Electron paramagnetic resonance studies on cobalt hemoglobin, iron-cobalt hybrid hemoglobins, and their related model complexes. Characterization of proximal histidine binding to porphyrin cobalt(II) ion and its transition associated with subunit interaction.

Abstract

Electron paramagnetic resonance studies have been conducted on iron-cobalt hybrid deoxyhemoglobins and cobalt deoxyhemoglobin. Examination of alpha (Co)2 beta (Fe)2 hybrid hemoglobin at two different microwave frequencies revealed two sets of axial-symmetric electron paramagnetic resonance (EPR) signals rather than the anisotropic splitting of the g signal as reported previously [Ikeda-Saito, M., Yamamoto, H., & Yonetani, T. (1977) J. Biol. Chem. 252, 8639-8644]. One of these two sets is a characteristically broad spectrum with g = 2.38 and g parallel = 2.03; the other, a sharp spectrum with g = 2.33 and g parallel = 2.03. The alpha-subunits of deoxy-CoHb also exhibited a complex spectrum with a mixture of these two different types of signals.

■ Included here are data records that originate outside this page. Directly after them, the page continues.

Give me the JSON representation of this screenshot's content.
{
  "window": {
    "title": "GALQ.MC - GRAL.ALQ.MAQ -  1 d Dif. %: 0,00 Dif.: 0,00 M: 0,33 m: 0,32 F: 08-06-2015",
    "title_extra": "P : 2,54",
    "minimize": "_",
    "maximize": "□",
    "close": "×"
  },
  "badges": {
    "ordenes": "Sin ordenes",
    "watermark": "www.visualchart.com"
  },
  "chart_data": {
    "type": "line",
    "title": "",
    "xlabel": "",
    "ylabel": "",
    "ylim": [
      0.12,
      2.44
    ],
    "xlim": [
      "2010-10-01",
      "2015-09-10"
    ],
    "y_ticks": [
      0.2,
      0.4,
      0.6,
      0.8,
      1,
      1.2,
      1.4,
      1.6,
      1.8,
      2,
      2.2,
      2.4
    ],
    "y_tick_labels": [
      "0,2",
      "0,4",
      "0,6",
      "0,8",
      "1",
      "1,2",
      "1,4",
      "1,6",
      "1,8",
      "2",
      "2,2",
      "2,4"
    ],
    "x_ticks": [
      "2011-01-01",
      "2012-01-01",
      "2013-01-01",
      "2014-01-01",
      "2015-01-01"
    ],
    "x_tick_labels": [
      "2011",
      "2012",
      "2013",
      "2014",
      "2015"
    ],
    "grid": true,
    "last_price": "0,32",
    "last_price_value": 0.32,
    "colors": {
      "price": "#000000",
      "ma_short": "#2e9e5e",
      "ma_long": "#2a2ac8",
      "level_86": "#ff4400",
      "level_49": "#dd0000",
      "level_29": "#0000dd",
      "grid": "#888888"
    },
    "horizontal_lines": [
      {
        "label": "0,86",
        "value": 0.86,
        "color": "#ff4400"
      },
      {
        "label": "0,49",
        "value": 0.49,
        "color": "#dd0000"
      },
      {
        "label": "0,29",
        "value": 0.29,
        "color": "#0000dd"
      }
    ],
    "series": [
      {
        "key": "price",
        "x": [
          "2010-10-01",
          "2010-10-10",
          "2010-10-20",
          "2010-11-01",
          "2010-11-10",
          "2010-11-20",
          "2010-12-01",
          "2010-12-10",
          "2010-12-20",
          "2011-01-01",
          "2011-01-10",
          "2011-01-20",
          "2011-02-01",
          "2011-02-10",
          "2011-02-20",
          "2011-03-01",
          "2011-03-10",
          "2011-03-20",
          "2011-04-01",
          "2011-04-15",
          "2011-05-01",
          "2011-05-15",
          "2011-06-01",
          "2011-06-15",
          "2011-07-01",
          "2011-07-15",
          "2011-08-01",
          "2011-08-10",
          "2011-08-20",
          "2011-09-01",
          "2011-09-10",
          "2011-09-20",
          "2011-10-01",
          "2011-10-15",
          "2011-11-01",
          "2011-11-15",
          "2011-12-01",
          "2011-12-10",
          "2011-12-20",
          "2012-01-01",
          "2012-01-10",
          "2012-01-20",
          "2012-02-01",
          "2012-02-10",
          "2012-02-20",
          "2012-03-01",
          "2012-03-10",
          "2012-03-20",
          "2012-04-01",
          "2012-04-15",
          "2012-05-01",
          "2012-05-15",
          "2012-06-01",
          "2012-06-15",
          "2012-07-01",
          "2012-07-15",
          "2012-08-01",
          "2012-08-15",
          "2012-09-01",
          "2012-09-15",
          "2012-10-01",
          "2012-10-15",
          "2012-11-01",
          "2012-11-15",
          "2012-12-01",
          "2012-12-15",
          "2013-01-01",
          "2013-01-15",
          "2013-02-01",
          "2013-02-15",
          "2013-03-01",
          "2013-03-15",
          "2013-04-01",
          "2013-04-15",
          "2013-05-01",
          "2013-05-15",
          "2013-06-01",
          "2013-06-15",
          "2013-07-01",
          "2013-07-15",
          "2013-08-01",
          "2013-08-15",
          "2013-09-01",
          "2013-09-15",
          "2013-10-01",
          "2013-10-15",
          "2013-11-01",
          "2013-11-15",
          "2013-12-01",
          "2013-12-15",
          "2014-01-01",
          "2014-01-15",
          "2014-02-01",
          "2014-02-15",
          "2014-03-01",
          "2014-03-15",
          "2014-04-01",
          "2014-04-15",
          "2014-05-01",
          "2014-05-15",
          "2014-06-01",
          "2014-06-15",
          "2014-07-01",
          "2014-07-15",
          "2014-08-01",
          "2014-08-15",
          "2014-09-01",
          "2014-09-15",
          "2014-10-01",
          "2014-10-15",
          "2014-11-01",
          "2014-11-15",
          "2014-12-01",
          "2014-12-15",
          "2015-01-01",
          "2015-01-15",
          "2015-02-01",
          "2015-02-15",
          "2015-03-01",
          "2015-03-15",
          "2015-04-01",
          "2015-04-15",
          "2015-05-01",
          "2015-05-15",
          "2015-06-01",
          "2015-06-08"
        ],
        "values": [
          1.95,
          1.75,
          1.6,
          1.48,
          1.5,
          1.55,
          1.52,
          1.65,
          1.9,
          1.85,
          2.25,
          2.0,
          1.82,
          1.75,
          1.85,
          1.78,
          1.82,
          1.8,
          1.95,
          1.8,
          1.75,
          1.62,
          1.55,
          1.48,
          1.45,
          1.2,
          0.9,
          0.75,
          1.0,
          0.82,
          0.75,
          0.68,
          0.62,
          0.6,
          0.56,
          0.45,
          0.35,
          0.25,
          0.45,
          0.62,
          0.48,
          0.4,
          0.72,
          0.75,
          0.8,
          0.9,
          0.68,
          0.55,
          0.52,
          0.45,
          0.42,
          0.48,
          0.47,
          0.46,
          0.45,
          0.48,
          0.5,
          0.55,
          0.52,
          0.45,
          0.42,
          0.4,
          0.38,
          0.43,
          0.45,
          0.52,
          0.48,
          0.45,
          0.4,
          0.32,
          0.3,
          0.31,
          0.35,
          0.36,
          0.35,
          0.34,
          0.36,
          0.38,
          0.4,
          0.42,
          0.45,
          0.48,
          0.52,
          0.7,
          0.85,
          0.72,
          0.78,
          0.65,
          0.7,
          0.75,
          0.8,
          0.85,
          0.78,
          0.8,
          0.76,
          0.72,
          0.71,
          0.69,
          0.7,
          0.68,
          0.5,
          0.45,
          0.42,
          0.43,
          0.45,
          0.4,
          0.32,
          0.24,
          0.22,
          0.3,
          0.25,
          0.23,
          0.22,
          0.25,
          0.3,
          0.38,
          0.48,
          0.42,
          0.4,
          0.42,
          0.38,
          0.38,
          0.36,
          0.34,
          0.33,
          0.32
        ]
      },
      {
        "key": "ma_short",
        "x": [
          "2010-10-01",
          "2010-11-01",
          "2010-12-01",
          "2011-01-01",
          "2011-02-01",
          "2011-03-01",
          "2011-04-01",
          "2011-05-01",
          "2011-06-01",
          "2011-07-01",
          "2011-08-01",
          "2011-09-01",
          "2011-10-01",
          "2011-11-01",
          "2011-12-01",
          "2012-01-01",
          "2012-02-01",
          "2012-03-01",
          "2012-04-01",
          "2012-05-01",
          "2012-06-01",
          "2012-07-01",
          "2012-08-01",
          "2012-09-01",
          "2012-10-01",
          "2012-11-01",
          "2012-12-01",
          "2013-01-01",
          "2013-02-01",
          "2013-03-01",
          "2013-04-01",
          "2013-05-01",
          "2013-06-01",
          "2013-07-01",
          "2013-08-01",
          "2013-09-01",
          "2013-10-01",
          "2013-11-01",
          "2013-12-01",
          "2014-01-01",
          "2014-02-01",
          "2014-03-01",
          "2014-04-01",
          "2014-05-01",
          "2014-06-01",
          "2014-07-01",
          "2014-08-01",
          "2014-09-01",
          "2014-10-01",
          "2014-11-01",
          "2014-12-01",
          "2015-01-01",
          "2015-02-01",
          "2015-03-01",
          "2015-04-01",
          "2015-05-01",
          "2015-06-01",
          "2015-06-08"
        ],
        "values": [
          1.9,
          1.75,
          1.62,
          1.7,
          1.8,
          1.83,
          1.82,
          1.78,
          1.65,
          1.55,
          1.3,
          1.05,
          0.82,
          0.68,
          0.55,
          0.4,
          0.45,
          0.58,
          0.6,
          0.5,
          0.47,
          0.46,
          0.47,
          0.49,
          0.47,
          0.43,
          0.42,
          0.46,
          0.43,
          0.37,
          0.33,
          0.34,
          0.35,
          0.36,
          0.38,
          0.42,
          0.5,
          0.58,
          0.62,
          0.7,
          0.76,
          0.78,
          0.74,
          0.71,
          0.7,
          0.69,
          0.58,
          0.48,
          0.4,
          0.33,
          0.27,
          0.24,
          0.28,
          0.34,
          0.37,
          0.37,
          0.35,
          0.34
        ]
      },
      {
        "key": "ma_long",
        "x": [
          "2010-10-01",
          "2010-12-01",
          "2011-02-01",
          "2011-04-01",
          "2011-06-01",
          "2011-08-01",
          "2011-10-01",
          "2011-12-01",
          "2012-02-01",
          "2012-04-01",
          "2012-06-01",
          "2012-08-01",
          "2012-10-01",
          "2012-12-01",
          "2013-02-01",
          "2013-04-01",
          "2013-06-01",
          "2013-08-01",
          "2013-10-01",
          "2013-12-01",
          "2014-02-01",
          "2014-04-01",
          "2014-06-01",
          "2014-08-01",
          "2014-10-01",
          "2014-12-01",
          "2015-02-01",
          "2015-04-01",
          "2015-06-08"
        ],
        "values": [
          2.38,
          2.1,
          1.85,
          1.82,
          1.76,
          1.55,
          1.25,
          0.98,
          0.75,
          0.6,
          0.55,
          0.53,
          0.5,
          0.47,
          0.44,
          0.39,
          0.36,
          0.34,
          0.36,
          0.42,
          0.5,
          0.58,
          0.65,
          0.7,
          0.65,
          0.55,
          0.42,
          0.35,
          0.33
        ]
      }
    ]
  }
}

The relative compositions of these two signals were calculated for deoxy-alpha (Co)2 beta (Fe)2 and the alpha-subunits of CoHb, which were profoundly sensitive to the pH of the medium and also to the presence of allosteric effectors. A positive correlation was noticed between the spectral characteristics and the equilibrium extent of oxygenation, showing that the broad component may be associated with the electronic state of the porphyrin metal ion in T-state hemoglobin and the sharp component with that in the R state. In contrast, the complementary hybrid alpha (Fe)2 beta (Co)2 and the beta-subunits in CoHb showed relatively narrow spectra under similar conditions, and only small changes were noted with variation of pH and addition of inositol hexaphosphate. These spectra were close to the sharp component of the alpha-subunits associated with the R state. Comparison of the hemoglobin EPR spectra with those of model cobaltous porphyrin complexes revealed that the restraint that is operative at the fifth ligand position of the prosthetic group in the T state is released in the R state. These ligand binding properties were discussed in relation to the regulation of oxygen binding to hemoglobin.